The coils came next, with thick enameled copper wire twisted onto 3D-printed shapes to make six pickup coils. Each pair of coils is connected to its own rectifier on a small circuit board. To store the rectified energy, he used two enormous capacitor banks totaling 100,000 microfarads.

Energy calculations demonstrate how limited it is. With a 40-kilogram weight lifted 18 centimeters, the pendulum can carry around 51 joules, which is comparable to 0.014 watt-hour. That amount of energy is sufficient to power six LEDs at an average of 0.28 watts for three minutes, while the swing height decreases by 13 centimeters. However, higher swings provide a higher voltage because the speed of the swing is more important than the height in induction, but they also reduce the amount of time you can use the energy. Getting the appropriate combination of swing height and weight produces more stable power.
So he put it all to the test by shorting the coils, which caused the pendulum to come to a halt in a single swing due to the magnetic field’s enormous braking effect.
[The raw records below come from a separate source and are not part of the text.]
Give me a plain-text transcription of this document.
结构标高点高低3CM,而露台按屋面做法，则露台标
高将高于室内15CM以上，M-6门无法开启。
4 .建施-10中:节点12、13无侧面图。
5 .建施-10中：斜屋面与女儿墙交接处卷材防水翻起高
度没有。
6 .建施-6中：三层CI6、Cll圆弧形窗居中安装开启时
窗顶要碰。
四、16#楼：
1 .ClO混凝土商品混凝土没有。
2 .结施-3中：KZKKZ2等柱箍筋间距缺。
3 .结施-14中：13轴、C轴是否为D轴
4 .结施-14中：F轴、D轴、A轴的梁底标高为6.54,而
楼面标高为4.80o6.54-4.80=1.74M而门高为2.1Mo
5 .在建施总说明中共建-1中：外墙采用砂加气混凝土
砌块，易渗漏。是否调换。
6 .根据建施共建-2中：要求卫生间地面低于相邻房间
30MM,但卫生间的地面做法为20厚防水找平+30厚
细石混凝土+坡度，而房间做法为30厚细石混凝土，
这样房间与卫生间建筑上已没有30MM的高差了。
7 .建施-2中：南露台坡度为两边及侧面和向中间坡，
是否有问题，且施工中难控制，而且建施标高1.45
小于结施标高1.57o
An oscilloscope revealed that the peaks of the AC voltage mid-swing were around 80 volts, but after rectification, it settled down to roughly 30 volts DC. The stored charge is sufficient to operate a small fan for a short period of time, as well as an electromagnetic launcher that propels a paper plane across the room with a single swing. Phone charging is a sluggish process; a normal battery would only last about a thousand full cycles because its energy density is not as high as that of lithium batteries.